Ces superficies sont celles qui figurent au casier viticole informatisé telles qu'elles résultent des déclarations de plantation effectuées par l'exploitant ; elles servent de référence aux déclarations de récoltes de la société [R].
Le 21 janvier 2013, le Centre de viticulture de [Localité 18] de la Direction Interrégionale des Douanes et Droits Indirects de [Localité 9] a réalisé un contrôle d'arpentage des parcelles par GPS. Il a relevé des différences entre les surfaces déclarées au casier viticole informatisé CVI, et les surfaces réellement encépagées.
Les résultats de ce contrôle ont été communiqués à la société [R] par lettre du 22 janvier 2013.

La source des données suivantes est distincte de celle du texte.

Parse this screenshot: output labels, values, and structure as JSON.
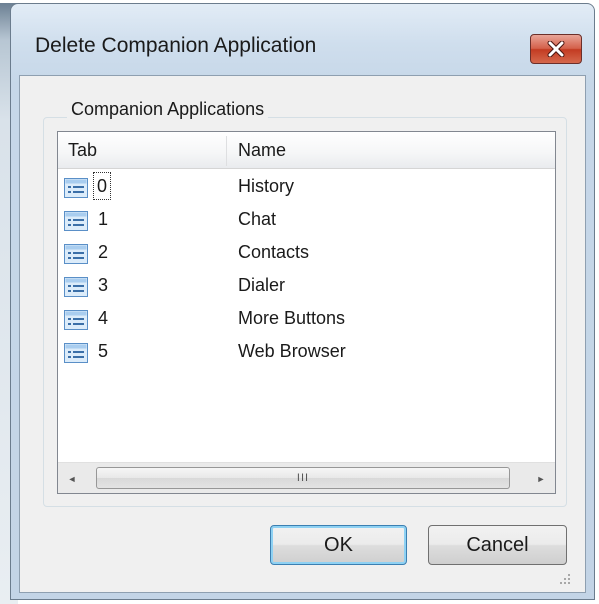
{
  "dialog": {
    "title": "Delete Companion Application",
    "close_icon": "close-x-icon",
    "accent_color": "#c33b22"
  },
  "group": {
    "label": "Companion Applications"
  },
  "list": {
    "columns": [
      "Tab",
      "Name"
    ],
    "rows": [
      {
        "tab": "0",
        "name": "History"
      },
      {
        "tab": "1",
        "name": "Chat"
      },
      {
        "tab": "2",
        "name": "Contacts"
      },
      {
        "tab": "3",
        "name": "Dialer"
      },
      {
        "tab": "4",
        "name": "More Buttons"
      },
      {
        "tab": "5",
        "name": "Web Browser"
      }
    ],
    "row_icon": "list-item-icon",
    "focused_row": 0,
    "scrollbar": {
      "left_arrow": "◄",
      "right_arrow": "►",
      "thumb_grip": "III"
    }
  },
  "buttons": {
    "ok_label": "OK",
    "cancel_label": "Cancel"
  }
}
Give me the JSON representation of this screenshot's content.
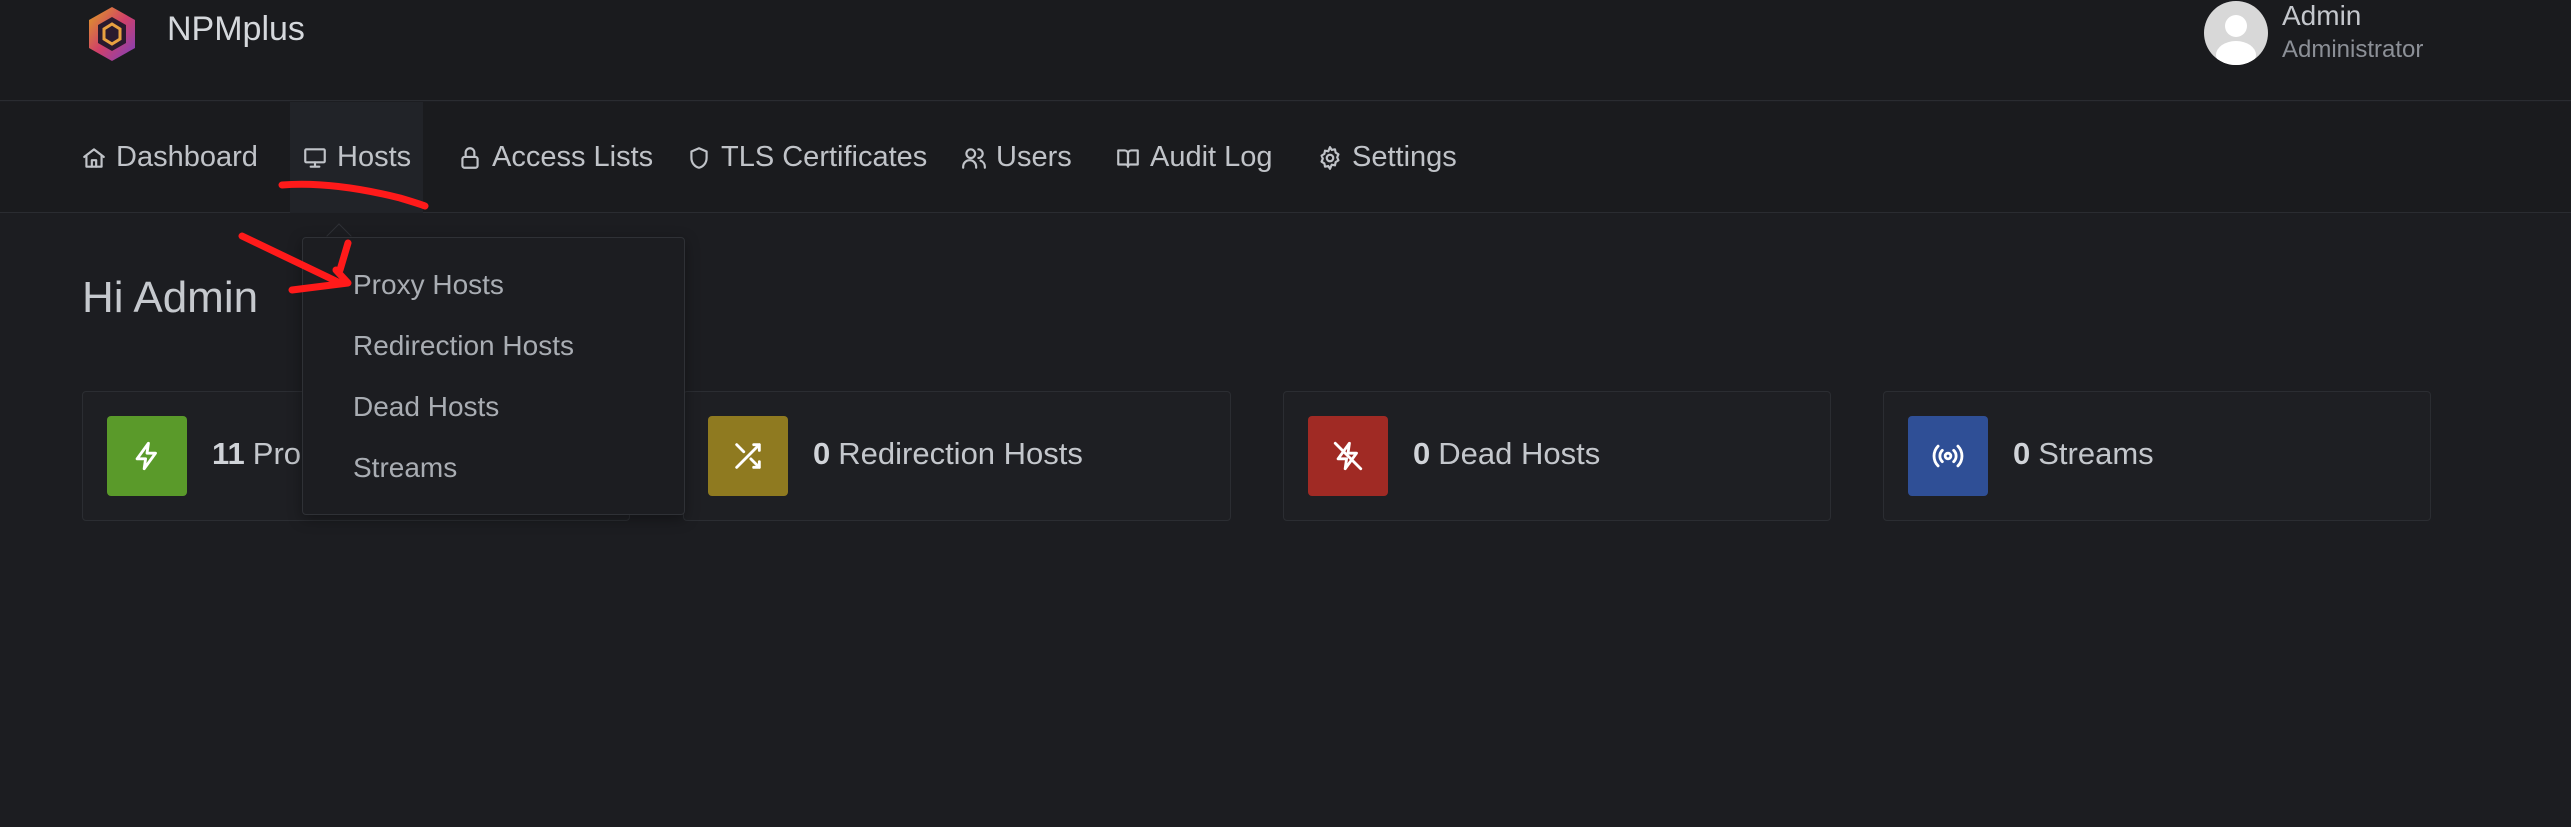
{
  "app": {
    "brand_name": "NPMplus",
    "logo_icon": "hexagon-logo-icon"
  },
  "user": {
    "name": "Admin",
    "role": "Administrator",
    "avatar_icon": "user-avatar-icon"
  },
  "nav": {
    "active": "Hosts",
    "items": [
      {
        "label": "Dashboard",
        "icon": "home-icon"
      },
      {
        "label": "Hosts",
        "icon": "monitor-icon"
      },
      {
        "label": "Access Lists",
        "icon": "lock-icon"
      },
      {
        "label": "TLS Certificates",
        "icon": "shield-icon"
      },
      {
        "label": "Users",
        "icon": "users-icon"
      },
      {
        "label": "Audit Log",
        "icon": "book-icon"
      },
      {
        "label": "Settings",
        "icon": "gear-icon"
      }
    ]
  },
  "dropdown": {
    "items": [
      "Proxy Hosts",
      "Redirection Hosts",
      "Dead Hosts",
      "Streams"
    ]
  },
  "main": {
    "greeting": "Hi Admin"
  },
  "stats": [
    {
      "count": "11",
      "label": "Proxy Hosts",
      "visible_label": "Pro",
      "icon": "bolt-icon",
      "color": "#5a9a2a"
    },
    {
      "count": "0",
      "label": "Redirection Hosts",
      "icon": "shuffle-icon",
      "color": "#8f7a20"
    },
    {
      "count": "0",
      "label": "Dead Hosts",
      "icon": "bolt-off-icon",
      "color": "#a02a24"
    },
    {
      "count": "0",
      "label": "Streams",
      "icon": "broadcast-icon",
      "color": "#2f4f96"
    }
  ],
  "colors": {
    "background": "#1c1d21",
    "header": "#1a1b1e",
    "annotation_red": "#ff0000"
  }
}
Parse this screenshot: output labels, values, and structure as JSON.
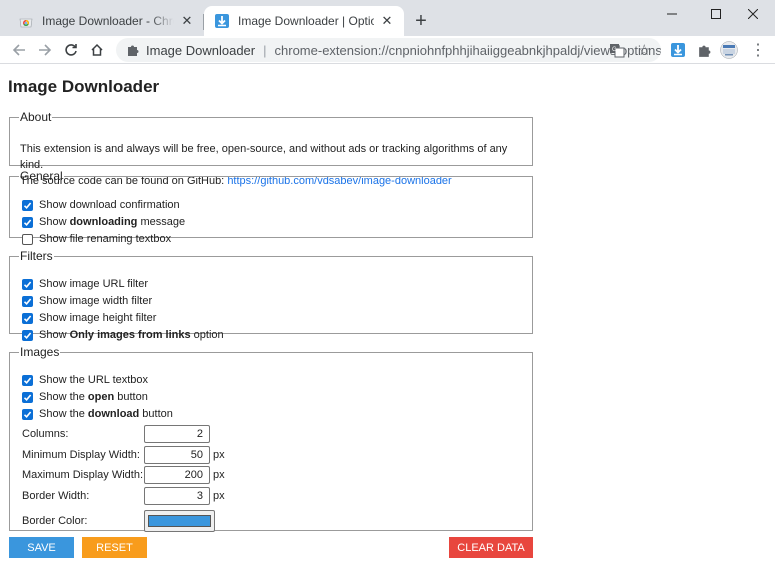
{
  "browser": {
    "tabs": [
      {
        "title": "Image Downloader - Chrome Web Store",
        "active": false
      },
      {
        "title": "Image Downloader | Options",
        "active": true
      }
    ],
    "omnibox": {
      "site": "Image Downloader",
      "divider": "|",
      "url": "chrome-extension://cnpniohnfphhjihaiiggeabnkjhpaldj/views/options.html"
    }
  },
  "page": {
    "title": "Image Downloader",
    "about": {
      "legend": "About",
      "line1": "This extension is and always will be free, open-source, and without ads or tracking algorithms of any kind.",
      "line2_prefix": "The source code can be found on GitHub: ",
      "github_link": "https://github.com/vdsabev/image-downloader"
    },
    "general": {
      "legend": "General",
      "options": [
        {
          "pre": "Show download confirmation",
          "bold": "",
          "post": "",
          "checked": true
        },
        {
          "pre": "Show ",
          "bold": "downloading",
          "post": " message",
          "checked": true
        },
        {
          "pre": "Show file renaming textbox",
          "bold": "",
          "post": "",
          "checked": false
        }
      ]
    },
    "filters": {
      "legend": "Filters",
      "options": [
        {
          "pre": "Show image URL filter",
          "bold": "",
          "post": "",
          "checked": true
        },
        {
          "pre": "Show image width filter",
          "bold": "",
          "post": "",
          "checked": true
        },
        {
          "pre": "Show image height filter",
          "bold": "",
          "post": "",
          "checked": true
        },
        {
          "pre": "Show ",
          "bold": "Only images from links",
          "post": " option",
          "checked": true
        }
      ]
    },
    "images": {
      "legend": "Images",
      "options": [
        {
          "pre": "Show the URL textbox",
          "bold": "",
          "post": "",
          "checked": true
        },
        {
          "pre": "Show the ",
          "bold": "open",
          "post": " button",
          "checked": true
        },
        {
          "pre": "Show the ",
          "bold": "download",
          "post": " button",
          "checked": true
        }
      ],
      "fields": {
        "columns": {
          "label": "Columns:",
          "value": "2",
          "unit": ""
        },
        "min_width": {
          "label": "Minimum Display Width:",
          "value": "50",
          "unit": "px"
        },
        "max_width": {
          "label": "Maximum Display Width:",
          "value": "200",
          "unit": "px"
        },
        "border_width": {
          "label": "Border Width:",
          "value": "3",
          "unit": "px"
        },
        "border_color": {
          "label": "Border Color:",
          "value": "#3a96dd"
        }
      }
    },
    "buttons": {
      "save": "SAVE",
      "reset": "RESET",
      "clear": "CLEAR DATA"
    }
  },
  "colors": {
    "save": "#3a96dd",
    "reset": "#f89c1c",
    "clear": "#e8463e",
    "checkbox": "#0b6fd6",
    "link": "#1a73e8"
  },
  "icons": {
    "tab1_favicon": "chrome-web-store-icon",
    "tab2_favicon": "download-arrow-icon",
    "omnibox": "puzzle-icon",
    "toolbar": [
      "download-arrow-icon",
      "puzzle-icon",
      "profile-icon",
      "menu-dots-icon"
    ]
  }
}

Par lettre du 25 février 2013 qui fait référence à un second contrôle de la parcelle ZC [Cadastre 5] le 30 janvier 2013 et à un entretien de M. [R], qui s'est rendu sur place, avec le Centre de viticulture de [Localité 18] le 22 février 2022, l'administration a communiqué à la société [R] le résultat de ses vérifications avec indication pour chaque parcelle de la différence entre la surface déclarée et la surface réellement encépagée.
Par lettre du 21 mai 2014, rappelant que M. [R] a demandé que le constat du 25 février 2013 soit validé par la Direction Générale des douanes, la Direction Interrégionale des Douanes et Droits Indirects de [Localité 9] a transmis à la société [R] les conclusions de la direction générale des douanes relatives à la superficie viticole des parcelles A [Cadastre 3] et A [Cadastre 4], dont il résulte que ces parcelles étant recouvertes de bois sur 24 ares et 98 centiares, et présentant une déclivité rendant cette partie impropre à la culture de la vigne, cette surface qui devait être considérée comme des falaises ne pouvait être prise en compte dans les superficies viticoles, ce qui devait entraîner la rectification du CVI Par le même courrier, il lui était déclaré procès-verbal pour l'infraction de fausse déclaration d'encépagement sur 5 parcelles, et il lui était demandé de prendre contact avec l'administration, étant précisé qu'il serait ultérieurement invité à se présenter au service aux fins de rédaction et de signature d'une procédure.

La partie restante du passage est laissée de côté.